C'est ce qu'indique aussi celui qui ne veut pas être désigné comme un « ami », mais qui s'y apparente, avec plus de vingt années de parcours croisés : Jean Vanoye, premier vice-président CFDT au Conseil Economique et Social présidé par Bruno Lacroix. « Dans la culture lyonnaise, explique le syndicaliste, cette composante de la pudeur est prégnante. Si Bruno Lacroix emploie des termes comme « purge », « nettoyage », « lessivage », à propos du licenciement de ses salariés, c'est à mon sens que la brutalité du langage permet de faire sortir des sentiments vécus douloureusement ». Pas d'ambiguïté cependant entre des deux-là : « Bruno Lacroix est autant patron que je suis syndicaliste ». Et Jean Vanoye de préciser qu'il est même à ses yeux un patron « lyonnais, ce qui implique d'être un vrai décideur, doté de l'autorité qui lui est liée. Il aime diriger les hommes. Pour lui, une entreprise c'est d'abord construire avec des hommes sur un territoire. On ne passe pas par hasard de 60 à 1 200 salariés ». Une absence de hasard que Jean-Paul Mauduy, président de la CRCI, assimile à l'intégrité et la probité de l'intéressé : « Il est l'un des hommes les plus intellectuellement honnêtes ». Successeur de son père, Bruno Lacroix, acharné de travail, récuse pourtant le terme d'héritier. « J'ai créé un autre métier, construis une autre entreprise.
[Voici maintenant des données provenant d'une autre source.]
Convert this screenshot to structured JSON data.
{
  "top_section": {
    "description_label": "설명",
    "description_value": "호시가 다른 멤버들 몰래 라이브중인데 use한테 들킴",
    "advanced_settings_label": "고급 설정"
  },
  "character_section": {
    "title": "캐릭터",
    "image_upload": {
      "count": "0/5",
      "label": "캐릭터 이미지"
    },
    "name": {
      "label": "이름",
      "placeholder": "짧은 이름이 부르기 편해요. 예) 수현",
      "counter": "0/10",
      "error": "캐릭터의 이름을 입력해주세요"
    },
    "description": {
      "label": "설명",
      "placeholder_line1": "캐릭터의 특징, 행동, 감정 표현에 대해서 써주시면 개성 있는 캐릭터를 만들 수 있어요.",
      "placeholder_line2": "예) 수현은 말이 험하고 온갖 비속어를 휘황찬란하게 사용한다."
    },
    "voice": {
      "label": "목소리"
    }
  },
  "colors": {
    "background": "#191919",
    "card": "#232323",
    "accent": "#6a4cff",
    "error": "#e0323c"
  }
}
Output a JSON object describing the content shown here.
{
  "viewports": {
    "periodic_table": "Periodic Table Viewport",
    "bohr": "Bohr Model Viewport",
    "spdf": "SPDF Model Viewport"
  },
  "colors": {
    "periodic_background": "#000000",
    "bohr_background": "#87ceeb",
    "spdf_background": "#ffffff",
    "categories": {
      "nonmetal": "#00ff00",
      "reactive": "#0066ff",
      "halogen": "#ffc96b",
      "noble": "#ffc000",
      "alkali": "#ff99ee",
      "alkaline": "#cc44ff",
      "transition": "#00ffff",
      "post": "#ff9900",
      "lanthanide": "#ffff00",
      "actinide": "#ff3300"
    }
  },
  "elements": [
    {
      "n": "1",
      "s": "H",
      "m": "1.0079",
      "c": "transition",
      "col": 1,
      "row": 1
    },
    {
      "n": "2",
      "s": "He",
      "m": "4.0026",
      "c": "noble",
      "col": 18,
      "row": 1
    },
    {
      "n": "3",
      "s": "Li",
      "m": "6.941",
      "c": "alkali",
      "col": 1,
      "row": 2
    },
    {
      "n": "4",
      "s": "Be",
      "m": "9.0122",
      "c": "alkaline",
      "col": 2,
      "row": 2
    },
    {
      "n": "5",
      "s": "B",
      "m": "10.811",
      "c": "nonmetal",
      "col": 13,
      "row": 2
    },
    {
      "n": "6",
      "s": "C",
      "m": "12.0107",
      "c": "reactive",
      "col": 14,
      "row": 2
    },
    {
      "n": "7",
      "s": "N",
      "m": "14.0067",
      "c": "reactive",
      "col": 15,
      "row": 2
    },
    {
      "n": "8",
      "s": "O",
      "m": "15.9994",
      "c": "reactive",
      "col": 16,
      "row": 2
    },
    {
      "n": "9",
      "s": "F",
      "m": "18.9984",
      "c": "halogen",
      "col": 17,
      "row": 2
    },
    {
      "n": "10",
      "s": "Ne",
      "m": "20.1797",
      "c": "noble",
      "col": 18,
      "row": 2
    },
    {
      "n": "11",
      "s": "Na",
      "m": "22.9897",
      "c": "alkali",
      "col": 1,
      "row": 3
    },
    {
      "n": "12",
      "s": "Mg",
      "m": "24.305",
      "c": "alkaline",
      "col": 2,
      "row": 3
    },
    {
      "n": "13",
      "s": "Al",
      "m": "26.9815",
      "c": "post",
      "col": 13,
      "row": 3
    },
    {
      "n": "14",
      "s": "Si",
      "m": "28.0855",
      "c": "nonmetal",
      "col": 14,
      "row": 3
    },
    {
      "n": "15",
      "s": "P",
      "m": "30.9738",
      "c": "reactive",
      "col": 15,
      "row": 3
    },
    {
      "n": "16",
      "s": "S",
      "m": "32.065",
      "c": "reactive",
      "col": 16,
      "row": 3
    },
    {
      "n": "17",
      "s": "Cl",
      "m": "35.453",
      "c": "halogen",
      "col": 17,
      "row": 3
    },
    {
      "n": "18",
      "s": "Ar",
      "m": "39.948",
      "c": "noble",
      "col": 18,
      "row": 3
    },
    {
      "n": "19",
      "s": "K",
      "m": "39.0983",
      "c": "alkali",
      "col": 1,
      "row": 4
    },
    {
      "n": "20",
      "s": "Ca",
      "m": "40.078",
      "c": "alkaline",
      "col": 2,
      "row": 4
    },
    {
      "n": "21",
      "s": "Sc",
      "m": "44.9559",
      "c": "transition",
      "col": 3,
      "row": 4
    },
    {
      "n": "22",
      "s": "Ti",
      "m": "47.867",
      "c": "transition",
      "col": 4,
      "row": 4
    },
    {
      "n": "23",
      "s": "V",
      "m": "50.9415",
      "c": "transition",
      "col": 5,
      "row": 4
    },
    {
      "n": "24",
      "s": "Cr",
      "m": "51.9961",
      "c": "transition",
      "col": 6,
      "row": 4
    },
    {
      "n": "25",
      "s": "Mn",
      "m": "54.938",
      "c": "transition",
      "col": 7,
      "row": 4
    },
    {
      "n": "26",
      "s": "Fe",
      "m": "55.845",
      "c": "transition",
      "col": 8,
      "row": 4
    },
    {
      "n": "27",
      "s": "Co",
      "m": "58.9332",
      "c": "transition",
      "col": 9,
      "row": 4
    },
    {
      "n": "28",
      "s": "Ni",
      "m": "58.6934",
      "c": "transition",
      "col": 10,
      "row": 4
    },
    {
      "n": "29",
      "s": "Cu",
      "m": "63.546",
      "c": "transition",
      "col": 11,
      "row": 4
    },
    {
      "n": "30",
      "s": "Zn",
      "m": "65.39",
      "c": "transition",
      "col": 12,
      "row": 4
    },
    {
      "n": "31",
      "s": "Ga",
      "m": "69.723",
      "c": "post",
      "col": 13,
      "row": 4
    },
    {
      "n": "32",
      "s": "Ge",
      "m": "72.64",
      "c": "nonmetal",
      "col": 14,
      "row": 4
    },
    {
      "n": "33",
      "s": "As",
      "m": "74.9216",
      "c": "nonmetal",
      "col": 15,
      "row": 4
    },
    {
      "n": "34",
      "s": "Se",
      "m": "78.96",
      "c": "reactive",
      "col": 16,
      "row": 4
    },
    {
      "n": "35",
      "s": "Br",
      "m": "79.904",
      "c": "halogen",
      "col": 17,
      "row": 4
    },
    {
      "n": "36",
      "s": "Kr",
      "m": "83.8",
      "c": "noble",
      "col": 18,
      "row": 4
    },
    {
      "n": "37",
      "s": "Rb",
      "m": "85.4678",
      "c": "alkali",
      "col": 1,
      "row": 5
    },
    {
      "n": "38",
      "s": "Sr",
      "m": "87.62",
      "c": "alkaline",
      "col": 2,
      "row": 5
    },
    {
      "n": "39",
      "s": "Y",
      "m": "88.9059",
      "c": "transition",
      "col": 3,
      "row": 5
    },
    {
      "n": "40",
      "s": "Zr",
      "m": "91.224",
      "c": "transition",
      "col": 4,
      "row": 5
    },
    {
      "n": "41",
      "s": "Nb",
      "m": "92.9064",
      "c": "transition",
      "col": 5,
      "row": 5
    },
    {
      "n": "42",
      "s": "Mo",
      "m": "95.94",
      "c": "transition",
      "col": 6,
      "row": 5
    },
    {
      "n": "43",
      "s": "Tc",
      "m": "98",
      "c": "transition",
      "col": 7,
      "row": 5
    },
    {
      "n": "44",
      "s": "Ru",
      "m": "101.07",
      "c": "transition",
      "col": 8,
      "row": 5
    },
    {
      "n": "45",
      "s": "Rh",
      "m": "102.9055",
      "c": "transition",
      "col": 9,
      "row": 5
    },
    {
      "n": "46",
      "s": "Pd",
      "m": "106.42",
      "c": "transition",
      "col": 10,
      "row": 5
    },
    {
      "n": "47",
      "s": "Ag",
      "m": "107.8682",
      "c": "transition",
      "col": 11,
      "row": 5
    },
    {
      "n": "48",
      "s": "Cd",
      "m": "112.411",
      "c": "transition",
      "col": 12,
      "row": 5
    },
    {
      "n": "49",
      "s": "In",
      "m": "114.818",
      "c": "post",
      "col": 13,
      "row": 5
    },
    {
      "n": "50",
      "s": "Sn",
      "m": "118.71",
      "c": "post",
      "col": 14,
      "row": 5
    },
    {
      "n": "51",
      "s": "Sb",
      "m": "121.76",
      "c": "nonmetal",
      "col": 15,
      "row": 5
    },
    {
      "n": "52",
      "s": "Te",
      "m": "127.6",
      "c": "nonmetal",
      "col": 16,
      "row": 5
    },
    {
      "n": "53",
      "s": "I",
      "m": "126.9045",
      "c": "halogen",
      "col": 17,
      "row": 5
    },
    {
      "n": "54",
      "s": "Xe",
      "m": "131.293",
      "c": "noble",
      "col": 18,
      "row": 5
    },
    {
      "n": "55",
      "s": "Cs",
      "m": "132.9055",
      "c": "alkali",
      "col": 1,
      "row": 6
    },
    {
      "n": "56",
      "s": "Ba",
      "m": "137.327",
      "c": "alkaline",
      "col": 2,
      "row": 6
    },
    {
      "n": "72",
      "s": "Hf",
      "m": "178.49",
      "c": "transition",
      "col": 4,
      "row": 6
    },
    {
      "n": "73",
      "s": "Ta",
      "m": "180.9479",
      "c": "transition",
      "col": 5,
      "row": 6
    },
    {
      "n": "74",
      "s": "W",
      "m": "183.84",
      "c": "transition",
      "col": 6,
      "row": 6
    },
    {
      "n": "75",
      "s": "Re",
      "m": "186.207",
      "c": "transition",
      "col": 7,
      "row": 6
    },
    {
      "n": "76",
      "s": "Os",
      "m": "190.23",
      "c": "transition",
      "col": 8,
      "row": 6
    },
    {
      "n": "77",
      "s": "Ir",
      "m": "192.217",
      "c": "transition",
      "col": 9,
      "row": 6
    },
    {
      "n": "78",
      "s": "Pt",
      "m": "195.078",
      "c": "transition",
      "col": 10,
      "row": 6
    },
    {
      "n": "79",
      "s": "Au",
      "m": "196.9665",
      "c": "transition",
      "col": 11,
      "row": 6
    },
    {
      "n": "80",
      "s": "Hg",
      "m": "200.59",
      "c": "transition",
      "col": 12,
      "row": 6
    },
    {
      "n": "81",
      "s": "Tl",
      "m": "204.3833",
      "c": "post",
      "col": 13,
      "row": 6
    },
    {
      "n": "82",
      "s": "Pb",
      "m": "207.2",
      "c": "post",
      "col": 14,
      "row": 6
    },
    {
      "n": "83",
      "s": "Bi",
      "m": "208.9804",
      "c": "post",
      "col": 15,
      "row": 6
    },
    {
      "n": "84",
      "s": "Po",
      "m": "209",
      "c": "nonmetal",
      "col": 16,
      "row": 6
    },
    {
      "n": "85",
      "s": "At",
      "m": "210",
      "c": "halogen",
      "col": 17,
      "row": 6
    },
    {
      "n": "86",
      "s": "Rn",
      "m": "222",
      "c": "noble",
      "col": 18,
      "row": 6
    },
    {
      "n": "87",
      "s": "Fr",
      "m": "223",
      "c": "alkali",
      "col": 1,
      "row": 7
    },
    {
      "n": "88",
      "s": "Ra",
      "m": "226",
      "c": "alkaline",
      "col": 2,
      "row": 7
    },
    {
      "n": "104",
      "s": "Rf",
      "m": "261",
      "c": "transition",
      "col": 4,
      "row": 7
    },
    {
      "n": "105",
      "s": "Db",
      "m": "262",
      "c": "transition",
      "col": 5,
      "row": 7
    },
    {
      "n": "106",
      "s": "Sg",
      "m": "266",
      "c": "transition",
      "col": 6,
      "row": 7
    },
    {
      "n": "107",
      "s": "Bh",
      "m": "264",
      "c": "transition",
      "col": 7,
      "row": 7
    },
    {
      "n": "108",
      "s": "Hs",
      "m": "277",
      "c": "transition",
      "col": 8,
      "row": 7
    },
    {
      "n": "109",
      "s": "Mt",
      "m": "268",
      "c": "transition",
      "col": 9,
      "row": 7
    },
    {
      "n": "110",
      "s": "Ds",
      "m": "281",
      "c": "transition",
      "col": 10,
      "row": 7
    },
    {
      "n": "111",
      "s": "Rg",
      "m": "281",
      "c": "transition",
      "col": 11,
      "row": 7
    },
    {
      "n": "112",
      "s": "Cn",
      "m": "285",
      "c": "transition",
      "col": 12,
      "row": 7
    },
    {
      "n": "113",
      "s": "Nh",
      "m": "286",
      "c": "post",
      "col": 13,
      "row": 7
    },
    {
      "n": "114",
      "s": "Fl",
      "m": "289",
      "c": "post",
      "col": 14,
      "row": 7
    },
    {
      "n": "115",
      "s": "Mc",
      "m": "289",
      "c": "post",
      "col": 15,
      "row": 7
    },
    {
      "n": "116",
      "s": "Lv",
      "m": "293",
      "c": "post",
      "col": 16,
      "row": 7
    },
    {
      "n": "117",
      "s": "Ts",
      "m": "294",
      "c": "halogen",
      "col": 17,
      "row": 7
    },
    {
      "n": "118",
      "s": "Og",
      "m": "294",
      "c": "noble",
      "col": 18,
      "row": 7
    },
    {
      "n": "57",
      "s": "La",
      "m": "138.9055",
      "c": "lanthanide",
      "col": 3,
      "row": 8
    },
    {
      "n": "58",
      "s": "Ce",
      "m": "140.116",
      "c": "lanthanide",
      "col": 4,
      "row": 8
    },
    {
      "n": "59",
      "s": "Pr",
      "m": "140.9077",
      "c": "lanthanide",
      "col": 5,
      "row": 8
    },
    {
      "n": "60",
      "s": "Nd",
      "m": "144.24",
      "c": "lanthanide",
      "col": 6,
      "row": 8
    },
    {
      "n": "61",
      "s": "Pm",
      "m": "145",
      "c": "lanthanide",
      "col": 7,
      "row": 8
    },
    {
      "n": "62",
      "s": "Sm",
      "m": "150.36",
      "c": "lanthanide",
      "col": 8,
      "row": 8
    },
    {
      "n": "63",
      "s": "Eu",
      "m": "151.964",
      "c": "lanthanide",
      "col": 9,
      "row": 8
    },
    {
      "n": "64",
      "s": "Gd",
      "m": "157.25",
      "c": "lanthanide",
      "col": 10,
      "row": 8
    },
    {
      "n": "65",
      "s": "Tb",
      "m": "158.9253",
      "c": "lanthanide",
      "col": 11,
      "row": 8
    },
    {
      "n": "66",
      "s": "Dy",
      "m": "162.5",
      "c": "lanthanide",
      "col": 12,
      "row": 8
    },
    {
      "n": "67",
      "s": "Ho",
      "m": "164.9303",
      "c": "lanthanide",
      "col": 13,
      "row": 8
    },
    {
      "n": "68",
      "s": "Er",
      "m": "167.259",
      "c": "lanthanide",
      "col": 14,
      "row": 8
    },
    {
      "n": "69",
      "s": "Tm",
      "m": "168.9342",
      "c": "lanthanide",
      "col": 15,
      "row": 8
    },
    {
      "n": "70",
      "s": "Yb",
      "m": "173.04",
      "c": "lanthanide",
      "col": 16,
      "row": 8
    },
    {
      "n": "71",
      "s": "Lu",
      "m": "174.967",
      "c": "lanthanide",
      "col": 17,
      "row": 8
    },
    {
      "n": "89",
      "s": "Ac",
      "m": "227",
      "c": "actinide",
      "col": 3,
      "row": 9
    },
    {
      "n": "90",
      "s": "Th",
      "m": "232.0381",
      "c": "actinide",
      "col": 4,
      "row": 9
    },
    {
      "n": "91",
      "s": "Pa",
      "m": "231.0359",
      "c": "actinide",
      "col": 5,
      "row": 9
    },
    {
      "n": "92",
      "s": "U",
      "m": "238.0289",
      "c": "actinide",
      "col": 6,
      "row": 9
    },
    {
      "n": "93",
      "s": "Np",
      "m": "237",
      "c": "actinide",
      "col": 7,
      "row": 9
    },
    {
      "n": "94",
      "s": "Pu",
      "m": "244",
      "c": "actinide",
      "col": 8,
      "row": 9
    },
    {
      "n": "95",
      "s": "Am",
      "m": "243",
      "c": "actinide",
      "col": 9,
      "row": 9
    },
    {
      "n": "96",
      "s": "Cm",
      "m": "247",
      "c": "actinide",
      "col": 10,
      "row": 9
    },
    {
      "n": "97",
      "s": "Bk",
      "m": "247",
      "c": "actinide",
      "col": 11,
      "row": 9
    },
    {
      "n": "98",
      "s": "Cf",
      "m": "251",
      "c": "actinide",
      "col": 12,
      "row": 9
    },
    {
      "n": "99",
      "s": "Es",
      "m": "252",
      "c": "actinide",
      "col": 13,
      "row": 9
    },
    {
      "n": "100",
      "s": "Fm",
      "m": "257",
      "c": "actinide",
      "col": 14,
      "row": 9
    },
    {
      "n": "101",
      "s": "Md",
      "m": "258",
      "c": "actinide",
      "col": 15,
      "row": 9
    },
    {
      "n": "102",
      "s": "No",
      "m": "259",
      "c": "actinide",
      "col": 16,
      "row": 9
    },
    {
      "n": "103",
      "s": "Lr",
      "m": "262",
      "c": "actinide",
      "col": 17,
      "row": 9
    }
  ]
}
L'Atelier lyonnais d'Emboutissage n'a rien de commun avec Aldès quarante ans plus tard ». Régis Pelen, fondateur des magasins diététiques La Vie Claire, son prédécesseur à la tête du GIL, l'ancien Medef lyonnais, considère que Bruno Lacroix fait partie de ces « chefs d'entreprise qui sont d'abord des développeurs qui savent recevoir petit et donner grand ». Si Bruno Lacroix se revendique héritier, c'est plutôt de l'engagement pour la cité dont ont fait preuve ses ancêtres. Un grand-père président de la Chambre de Commerce de Lyon, un père président de la Chambre de Métallurgie, ces trois générations se transmettent la flamme des convictions. Convictions tournées vers la lutte contre l'exclusion pour Bruno Lacroix. Il se souvient encore de cette entreprise lyonnaise qui après le second choc pétrolier de 1976 a licencié 500 de ses 700 salariés, lorsque les machines à commandes numériques ont remplacé les hommes. « Je ne pouvais pas rester indifférent, j'ai pensé qu'on devait former ce personne licencié à un nouveau métier, en l'occurrence faire fonctionner les machines ».

Rude affrontement

Alors président du GIL-Medef, il met au point un outil de réinsertion par l'emploi pour les exclus, baptisé « Mode d'emploi », toujours opérationnel. Comme parent, il constate aussi l'insuffisance de l'Education Nationale sur l'orientation professionnelle. Il constitue alors un groupe de travail qui élabore un logiciel interactif d'aide à l'orientation et crée la Fondation « Jeunesse Avenir Entreprise ». A fil des années, il es amené à occuper davantage de responsabilités, jusqu'à celles de présidents du Medef Rhône-Alpes et de la commission formation au siège du Medef. Après neuf ans entre Paris et Lyon à réfléchir sur la formation professionnelle, il décide de se consacrer de nouveau à sa ville, et rentre « par la petite porte » au Conseil Economique et Social (CESR) en 2001. Elu à la présidence trois ans plus tard, il s'attaque à rendre plus efficace ce think-tank régional. Efficace, mais pas forcément conforme à l'esprit de cette institution, selon Gérard Clément, élu FO au CESR. Celui qui fut le rival de Bruno Lacroix à la présidence et qu'il juge « respectable et respecté », estime que le mode de gouvernance déployé est justement celui d'une entreprise, pas d'une assemblée d'organisations. « Le CESR, ce n'est pas des individus qui s'expriment en leur nom, mais des représentants d'organisations. Ce qui s'y décide ne doit pas être le reflet des sentiments des individus ». Bruno Bouvier, élu CGT rappelle que cette élection fut l'occasion d'une « bagarre » interne, car « depuis sa naissance, le CESR n'est préside que par un élu du patronat. Or deux autres collèges siègent, qui souhaitent aussi avoir leur place ». L'affrontement fut rude, au point qu'un accord fut signé entre Bruno Lacroix et la CFDT : cette dernière récupérait la vice-présidence à condition de voter pour le représentant des entreprises… Cette campagne fut en tous cas l'occasion d'adopter, selon Bruno Bouvier, « un fonctionnement plus ouvert et plus démocratique ».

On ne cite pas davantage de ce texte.